10 Mit Schreiben vom 10. April 1991 beantragte die Klägerin beim Prüfungsausschuß eine erneute Überprüfung ihrer Bewerbung unter Hinweis auf ihre in der Zeit vom 1. Oktober 1987 bis 31. Oktober 1988 und vom 22. August 1988 bis 12. November 1989 erworbene Berufserfahrung von 28 Monaten und darauf, daß sie einen Befähigungsnachweis für das sechste Schuljahr der Oberstufe besitze, mit dem bescheinigt werde, daß sie Fachschulunterricht genossen habe.

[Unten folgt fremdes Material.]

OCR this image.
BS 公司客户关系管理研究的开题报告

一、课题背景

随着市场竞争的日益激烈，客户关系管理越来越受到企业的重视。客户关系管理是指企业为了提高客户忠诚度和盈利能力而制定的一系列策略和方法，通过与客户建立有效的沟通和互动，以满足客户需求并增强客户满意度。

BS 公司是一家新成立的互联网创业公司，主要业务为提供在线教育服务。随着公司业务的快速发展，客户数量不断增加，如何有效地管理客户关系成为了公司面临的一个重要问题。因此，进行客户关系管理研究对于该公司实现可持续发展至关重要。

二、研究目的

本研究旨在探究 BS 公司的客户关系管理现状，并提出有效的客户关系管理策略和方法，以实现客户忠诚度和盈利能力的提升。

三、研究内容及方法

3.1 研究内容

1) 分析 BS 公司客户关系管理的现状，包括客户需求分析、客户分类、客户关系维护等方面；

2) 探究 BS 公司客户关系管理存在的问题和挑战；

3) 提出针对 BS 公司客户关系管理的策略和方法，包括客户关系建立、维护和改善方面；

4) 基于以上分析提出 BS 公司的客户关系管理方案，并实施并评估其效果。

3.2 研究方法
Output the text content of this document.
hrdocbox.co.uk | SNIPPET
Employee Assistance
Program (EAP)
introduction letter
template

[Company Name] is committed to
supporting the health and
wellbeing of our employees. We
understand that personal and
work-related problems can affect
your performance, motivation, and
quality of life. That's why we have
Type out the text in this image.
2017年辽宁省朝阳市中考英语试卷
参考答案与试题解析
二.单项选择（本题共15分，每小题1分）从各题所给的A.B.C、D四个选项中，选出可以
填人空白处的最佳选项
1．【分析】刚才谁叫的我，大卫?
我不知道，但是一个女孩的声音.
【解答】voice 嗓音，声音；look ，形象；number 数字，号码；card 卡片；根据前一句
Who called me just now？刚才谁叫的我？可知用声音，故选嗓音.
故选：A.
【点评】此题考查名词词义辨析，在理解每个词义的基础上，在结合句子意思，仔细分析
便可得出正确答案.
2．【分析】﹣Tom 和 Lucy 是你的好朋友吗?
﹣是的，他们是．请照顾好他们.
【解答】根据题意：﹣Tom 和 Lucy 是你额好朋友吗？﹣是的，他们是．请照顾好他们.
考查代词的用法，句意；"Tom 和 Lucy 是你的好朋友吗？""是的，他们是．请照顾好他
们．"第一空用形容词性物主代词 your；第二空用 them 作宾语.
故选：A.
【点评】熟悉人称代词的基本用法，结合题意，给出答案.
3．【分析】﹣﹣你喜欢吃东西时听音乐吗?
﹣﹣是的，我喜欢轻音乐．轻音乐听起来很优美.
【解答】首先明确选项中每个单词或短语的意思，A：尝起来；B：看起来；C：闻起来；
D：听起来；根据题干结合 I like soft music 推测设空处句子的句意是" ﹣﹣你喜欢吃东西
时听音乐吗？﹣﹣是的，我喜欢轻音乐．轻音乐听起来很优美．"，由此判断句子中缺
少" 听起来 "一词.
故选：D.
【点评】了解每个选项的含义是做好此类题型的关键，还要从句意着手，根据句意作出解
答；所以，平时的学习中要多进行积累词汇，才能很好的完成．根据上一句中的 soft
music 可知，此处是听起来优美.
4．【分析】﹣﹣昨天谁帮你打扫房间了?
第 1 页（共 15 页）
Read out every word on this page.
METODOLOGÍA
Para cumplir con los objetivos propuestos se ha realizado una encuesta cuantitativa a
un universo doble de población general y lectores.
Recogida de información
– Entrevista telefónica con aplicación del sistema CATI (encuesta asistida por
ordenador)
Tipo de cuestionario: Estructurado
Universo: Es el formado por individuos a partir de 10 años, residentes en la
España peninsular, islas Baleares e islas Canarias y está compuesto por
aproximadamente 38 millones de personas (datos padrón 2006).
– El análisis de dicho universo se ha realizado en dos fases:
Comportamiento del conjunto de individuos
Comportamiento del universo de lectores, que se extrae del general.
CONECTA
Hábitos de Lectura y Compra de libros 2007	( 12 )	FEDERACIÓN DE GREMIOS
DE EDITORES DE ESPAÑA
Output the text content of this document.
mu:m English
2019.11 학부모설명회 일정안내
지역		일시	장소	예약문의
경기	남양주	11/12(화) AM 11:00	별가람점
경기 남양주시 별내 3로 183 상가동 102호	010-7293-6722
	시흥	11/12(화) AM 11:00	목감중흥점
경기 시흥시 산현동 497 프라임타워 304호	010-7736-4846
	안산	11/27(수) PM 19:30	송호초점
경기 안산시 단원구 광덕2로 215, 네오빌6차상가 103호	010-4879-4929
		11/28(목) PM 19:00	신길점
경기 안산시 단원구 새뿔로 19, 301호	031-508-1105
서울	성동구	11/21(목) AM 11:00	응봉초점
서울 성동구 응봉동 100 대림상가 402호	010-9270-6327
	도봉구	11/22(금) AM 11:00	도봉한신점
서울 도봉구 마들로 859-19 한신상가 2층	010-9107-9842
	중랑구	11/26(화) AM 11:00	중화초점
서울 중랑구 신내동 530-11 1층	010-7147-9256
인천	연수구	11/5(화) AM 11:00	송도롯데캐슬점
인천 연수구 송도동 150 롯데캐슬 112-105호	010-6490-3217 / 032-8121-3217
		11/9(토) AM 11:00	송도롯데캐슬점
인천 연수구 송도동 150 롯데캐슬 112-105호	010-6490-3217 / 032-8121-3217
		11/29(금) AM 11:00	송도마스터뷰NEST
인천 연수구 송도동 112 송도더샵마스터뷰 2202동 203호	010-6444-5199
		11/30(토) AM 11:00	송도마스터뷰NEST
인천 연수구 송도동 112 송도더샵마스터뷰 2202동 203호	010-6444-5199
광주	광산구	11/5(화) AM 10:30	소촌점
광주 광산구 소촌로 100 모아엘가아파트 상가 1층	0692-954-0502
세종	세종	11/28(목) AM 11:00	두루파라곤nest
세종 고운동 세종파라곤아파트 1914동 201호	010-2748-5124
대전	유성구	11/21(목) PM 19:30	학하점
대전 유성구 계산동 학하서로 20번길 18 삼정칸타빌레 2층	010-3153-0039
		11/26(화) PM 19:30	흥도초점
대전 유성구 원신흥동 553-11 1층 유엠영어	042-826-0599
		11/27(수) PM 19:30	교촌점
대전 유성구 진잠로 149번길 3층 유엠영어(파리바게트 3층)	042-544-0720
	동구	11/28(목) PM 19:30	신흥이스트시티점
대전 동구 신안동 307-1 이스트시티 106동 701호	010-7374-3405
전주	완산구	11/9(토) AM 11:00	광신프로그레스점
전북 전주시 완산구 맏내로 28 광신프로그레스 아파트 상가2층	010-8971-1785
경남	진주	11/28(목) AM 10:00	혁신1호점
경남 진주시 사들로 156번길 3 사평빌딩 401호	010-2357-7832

11 Die Klägerin macht geltend, daß dieser Antrag nicht bearbeitet worden sei. Der Beklagte führt hingegen aus, daß der Vorsitzende des Prüfungsausschusses mit Schreiben vom 22. Mai 1991 die Entscheidung des Prüfungsausschusses, die Klägerin nicht zu den Prüfungen des Auswahlverfahrens zuzulassen, bestätigt habe. Das Parlament hat die Kopie eines Schreibens vom 22. Mai 1991 vorgelegt, mit dem der Vorsitzende des Prüfungsausschusses der Klägerin mitteilte, daß "jede Bewerbung eingehend entsprechend den Bestimmungen der Ausschreibung des Auswahlverfahrens geprüft worden" sei, und mit dem er ferner darauf "hinweist", daß das Schreiben der Klägerin nicht als Beschwerde gelte.

Das Verfahren

12 Daraufhin hat die Klägerin mit Klageschrift, die am 4. Juli 1991 bei der Kanzlei des Gerichts erster Instanz eingegangen ist, die vorliegende Klage erhoben.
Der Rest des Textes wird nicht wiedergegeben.